Second, I admire the fact that the basic thesis is then illustrated ambitiously and at scale. Stories are told about different contexts at different points in history.  By the end, though I am sure regional specialists will argue with the authors about this or that detail, you are left in no doubt that the basic thesis is sound…and that the case is well made. In this regard, I would like to point out that I am particularly impressed by the African stories in the book…stories from the past as well as from the present. When you read the book, watch out for the touching story of the chiefs of Bechuanaland who mobilized to out-maneuver Cecil Rhodes. I point this out as an African who often finds that big books that make sweeping claims about the world we live in do not usually talk about Africa at all.

Third, while this work is big and ambitious it is also amazingly humble. The authors admit that their theory has little predictive power. Why? Because all the success stories depend on critical historical junctures and contingency…in plain terms, pure luck. Things could have turned out very differently if the wrong leader was there, a particularly battle had ended in a different way, and so on. Which is why –mercifully, in my view -- the authors offer very few policy prescriptions.

Finally, ‘When Nations Fail’ is impressive because at the end of it all it is an empowerment story.  Basically, the overarching suggestion is that if you want to create a virtuous circle of prosperity build inclusive political and economic institutions. The word ‘inclusive’ is the key. The argument of the authors is that while states need to be effective and capable -- a fundamental requirement – they need to be open and inclusive. The authors make the case for governance shaped by broad-based, pro-reform coalitions.  They argue, logically, for the role of free media (pages 324-5, and 461-2) and so on. In other words, don’t believe the authoritarian growth hype.  Key quote:

What is common about the political revolutions that successfully paved the way for more inclusive  institutions …is that they succeeded in empowering a fairly broad cross-section of society. Pluralism, the cornerstone of inclusive political institutions, requires political power to be widely held in society, and starting from extractive institutions that vest power in a narrow elite, this requires a process of empowerment. (p. 458)

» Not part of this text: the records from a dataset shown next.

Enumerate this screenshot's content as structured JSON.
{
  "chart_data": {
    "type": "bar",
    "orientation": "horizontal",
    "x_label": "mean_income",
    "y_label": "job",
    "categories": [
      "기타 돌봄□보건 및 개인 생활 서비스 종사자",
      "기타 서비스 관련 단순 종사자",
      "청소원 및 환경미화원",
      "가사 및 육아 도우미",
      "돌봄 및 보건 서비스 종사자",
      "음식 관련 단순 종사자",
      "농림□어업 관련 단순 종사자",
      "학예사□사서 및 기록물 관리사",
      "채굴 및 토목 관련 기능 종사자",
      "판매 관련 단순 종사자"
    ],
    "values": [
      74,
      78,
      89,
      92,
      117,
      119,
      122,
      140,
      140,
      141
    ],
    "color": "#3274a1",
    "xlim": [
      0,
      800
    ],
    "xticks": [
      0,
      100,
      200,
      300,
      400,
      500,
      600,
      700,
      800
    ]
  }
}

To conclude, as I read ‘Why Nations Fail’ it became clear to me that it is a political economy (and, therefore, more comprehensive) version of the basic tenets of liberal constitutionalism. The authors argue for strong and inclusive political and economic institutions as the keys to sustainable development. Well, that is what liberal constitutionalists have always said: that you cannot secure liberty and accountable governance unless you have a strong set of political institutions organized in a particular way. Consider the set of institutions argued for by liberal constitutionalists over time: limited government, separation of powers, checks and balances, judicial review of administrative action, independent media, transparency and freedom of information and so on. As Charles Howard McIwain states in the classic text, Constitutionalism: Ancient and Modern (1940):

The two fundamental correlative elements of constitutionalism for which all lovers of liberty must yet fight are the legal limits to arbitrary power and a complete political responsibility of government to the governed.

I take Acemoglu and Robinson to be saying that setting up these institutions is not just about securing individual liberty; it is also what allows for the setting up of those inclusive economic institutions that make sustained development possible.